A articulação encabeçada por Cid Gomes (PDT) para fazer de Dilma Rousseff (PT) candidata a senadora pelo Ceará foi uma das jogadas mais ousadas na história recente da política cearense. No fim, Cid não fez o gol, mas sobraram recados para protagonistas e coadjuvantes da disputa estadual.

Cid tinha em mãos o novo calendário eleitoral, aprovado em outubro do ano passado, que mudou de um ano para seis meses o prazo de filiação de candidatos. Tinha em mãos os resultados obtidos por Dilma no Ceará em 2010 e 2014 e, provavelmente, tinha em mãos alguma pesquisa de opinião.

Levou o pacote para Lula e Dilma. A ideia foi bem recebida. O Ceará se mostrava um estado com condições eleitorais mais propícias do que Minas Gerais para eleger a ex-presidente numa das duas vagas de senador. Ou seja, seria uma dobradinha Cid-Dilma. A articulação caminhou bem a ponto de, na noite da quinta-feira, 06 de abril – um dia antes do fim do prazo –  Cid acreditar que sua empreitada havia dado certo.
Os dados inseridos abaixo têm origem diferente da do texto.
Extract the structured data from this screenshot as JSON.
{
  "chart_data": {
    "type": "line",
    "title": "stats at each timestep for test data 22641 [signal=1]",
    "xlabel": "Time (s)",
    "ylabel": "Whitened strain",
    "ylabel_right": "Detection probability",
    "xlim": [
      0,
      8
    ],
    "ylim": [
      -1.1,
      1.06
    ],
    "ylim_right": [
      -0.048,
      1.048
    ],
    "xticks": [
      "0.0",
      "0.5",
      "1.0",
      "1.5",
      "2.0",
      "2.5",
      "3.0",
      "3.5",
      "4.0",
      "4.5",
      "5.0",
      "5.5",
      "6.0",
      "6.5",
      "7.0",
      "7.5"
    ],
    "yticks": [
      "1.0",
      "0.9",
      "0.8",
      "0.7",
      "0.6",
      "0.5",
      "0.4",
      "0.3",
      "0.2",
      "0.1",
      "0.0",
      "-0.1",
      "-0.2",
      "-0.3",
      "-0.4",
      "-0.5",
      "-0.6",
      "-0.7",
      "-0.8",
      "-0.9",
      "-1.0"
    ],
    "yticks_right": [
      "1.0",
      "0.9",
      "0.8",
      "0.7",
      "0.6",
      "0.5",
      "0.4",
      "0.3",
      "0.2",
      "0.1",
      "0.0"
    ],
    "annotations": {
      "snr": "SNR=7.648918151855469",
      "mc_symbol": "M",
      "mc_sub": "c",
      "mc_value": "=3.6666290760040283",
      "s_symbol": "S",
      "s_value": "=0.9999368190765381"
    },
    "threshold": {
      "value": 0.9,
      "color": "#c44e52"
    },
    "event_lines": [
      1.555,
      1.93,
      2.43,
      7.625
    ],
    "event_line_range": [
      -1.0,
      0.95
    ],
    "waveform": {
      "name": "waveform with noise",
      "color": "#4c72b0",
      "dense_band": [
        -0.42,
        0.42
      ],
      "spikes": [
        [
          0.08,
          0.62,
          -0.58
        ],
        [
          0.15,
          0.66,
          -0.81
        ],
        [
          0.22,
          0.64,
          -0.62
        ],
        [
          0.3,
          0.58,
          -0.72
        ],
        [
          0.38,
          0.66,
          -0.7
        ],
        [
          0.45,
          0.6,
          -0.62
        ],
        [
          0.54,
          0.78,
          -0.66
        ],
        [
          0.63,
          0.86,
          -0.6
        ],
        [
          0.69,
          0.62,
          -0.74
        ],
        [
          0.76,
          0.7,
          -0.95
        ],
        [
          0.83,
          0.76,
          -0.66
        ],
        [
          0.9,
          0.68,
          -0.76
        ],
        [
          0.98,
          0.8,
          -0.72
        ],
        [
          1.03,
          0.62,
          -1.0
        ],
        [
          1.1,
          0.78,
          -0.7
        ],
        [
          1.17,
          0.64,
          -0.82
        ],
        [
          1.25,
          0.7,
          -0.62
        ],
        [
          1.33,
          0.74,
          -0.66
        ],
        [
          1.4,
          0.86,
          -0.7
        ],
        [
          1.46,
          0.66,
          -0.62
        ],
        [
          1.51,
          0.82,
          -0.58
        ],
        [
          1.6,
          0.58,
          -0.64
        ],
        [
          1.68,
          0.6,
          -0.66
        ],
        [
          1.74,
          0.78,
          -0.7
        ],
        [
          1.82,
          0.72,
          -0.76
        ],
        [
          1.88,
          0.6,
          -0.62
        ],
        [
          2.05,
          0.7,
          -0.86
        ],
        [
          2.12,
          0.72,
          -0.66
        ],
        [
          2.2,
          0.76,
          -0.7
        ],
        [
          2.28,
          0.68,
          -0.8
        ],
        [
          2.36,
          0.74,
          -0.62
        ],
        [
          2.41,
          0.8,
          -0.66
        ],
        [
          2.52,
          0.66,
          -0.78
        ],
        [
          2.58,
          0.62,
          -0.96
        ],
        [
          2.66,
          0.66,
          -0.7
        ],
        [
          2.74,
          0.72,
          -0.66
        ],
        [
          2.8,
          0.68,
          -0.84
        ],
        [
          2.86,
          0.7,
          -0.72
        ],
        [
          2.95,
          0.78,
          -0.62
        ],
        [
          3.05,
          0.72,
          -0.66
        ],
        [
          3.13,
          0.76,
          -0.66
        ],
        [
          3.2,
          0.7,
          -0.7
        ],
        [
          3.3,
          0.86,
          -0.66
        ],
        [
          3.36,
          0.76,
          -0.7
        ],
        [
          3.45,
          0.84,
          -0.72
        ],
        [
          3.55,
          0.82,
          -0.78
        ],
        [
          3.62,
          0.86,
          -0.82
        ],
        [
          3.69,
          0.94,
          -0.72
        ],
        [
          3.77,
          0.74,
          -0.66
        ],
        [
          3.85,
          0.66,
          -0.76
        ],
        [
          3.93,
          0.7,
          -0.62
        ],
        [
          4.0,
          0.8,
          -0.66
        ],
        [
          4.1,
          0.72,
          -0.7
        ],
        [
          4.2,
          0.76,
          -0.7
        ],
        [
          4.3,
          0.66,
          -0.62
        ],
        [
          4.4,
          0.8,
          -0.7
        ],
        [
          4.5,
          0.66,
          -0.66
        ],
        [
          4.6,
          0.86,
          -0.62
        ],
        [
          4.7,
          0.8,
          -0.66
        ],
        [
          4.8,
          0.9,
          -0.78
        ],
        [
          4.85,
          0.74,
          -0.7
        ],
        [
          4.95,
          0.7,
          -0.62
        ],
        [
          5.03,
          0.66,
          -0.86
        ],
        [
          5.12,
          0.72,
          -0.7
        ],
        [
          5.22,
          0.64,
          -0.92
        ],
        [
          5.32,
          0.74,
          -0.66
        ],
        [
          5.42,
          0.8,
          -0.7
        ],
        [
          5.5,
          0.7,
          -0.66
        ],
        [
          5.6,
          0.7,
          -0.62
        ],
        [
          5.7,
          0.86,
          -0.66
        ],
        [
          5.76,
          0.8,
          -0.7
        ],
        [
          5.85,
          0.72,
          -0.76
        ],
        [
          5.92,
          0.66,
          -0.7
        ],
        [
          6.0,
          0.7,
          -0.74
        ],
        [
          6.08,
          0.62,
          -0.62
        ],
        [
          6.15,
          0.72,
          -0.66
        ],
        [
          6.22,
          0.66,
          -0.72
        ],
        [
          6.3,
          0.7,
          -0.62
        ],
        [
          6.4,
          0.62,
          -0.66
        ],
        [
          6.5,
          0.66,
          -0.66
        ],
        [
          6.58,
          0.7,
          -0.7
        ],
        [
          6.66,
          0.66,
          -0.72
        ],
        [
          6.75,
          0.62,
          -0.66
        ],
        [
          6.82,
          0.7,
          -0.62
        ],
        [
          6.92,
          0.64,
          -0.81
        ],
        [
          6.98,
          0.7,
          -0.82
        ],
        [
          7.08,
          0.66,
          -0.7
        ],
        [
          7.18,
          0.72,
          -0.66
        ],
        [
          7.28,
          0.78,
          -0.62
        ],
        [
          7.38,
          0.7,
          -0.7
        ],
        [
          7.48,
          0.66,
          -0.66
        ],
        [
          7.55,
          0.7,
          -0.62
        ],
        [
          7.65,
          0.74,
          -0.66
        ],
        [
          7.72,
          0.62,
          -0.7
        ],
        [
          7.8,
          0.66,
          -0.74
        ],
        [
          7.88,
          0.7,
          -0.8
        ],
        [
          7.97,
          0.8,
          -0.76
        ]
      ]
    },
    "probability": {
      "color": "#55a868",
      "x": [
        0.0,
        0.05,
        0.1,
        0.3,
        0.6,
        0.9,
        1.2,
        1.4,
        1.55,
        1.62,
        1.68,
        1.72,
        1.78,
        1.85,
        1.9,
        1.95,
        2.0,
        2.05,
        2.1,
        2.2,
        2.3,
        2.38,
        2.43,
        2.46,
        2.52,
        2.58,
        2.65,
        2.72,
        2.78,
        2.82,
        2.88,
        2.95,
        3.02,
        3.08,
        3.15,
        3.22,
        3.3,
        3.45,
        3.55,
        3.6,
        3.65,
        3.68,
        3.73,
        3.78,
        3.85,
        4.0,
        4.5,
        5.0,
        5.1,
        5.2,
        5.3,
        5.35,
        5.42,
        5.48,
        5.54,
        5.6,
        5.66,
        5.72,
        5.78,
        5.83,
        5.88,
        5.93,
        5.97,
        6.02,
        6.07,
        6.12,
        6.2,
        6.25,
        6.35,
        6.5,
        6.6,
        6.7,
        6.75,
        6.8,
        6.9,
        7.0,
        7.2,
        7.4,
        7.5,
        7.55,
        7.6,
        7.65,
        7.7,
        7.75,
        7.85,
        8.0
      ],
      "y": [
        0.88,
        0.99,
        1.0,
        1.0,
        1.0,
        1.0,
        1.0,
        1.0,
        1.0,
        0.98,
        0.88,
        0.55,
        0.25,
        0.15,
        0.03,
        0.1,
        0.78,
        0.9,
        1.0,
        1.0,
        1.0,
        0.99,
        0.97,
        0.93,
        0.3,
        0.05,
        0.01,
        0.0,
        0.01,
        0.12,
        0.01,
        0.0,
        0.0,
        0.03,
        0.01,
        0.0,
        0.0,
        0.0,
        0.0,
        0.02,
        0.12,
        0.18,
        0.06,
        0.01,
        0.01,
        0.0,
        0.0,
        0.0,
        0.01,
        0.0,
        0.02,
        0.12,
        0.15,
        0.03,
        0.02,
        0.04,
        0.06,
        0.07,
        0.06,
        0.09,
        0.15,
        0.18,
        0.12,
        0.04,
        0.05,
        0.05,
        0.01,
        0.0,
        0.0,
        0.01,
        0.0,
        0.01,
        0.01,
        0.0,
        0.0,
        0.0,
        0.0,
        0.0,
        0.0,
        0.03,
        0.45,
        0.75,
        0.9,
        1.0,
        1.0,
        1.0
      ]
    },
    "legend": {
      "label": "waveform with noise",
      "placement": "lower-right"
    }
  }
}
Não deu. A notícia de que havia saído o decreto da prisão de Lula (Cid estava com Lula nesse momento) embolou o meio de campo, inviabilizou novas conversas e fez Dilma permanecer em Minas Gerais.

Porém, há outras leituras importantes envolvendo a articulação que precisam ser feitas. Afinal, personagens protagonistas teriam que ter suas pretensões atropeladas no Ceará. Um deles chama-se Eunício Oliveira. Vou tratar do tema em outras postagens.

Algo parecido com o que Cid tentou só tem similaridade quando, em 1988, o então governador Tasso Jereissati fez de seu líder na Assembleia, Ciro Gomes, candidato a prefeito de Fortaleza mesmo que seu domicílio eleitoral fosse em Sobral.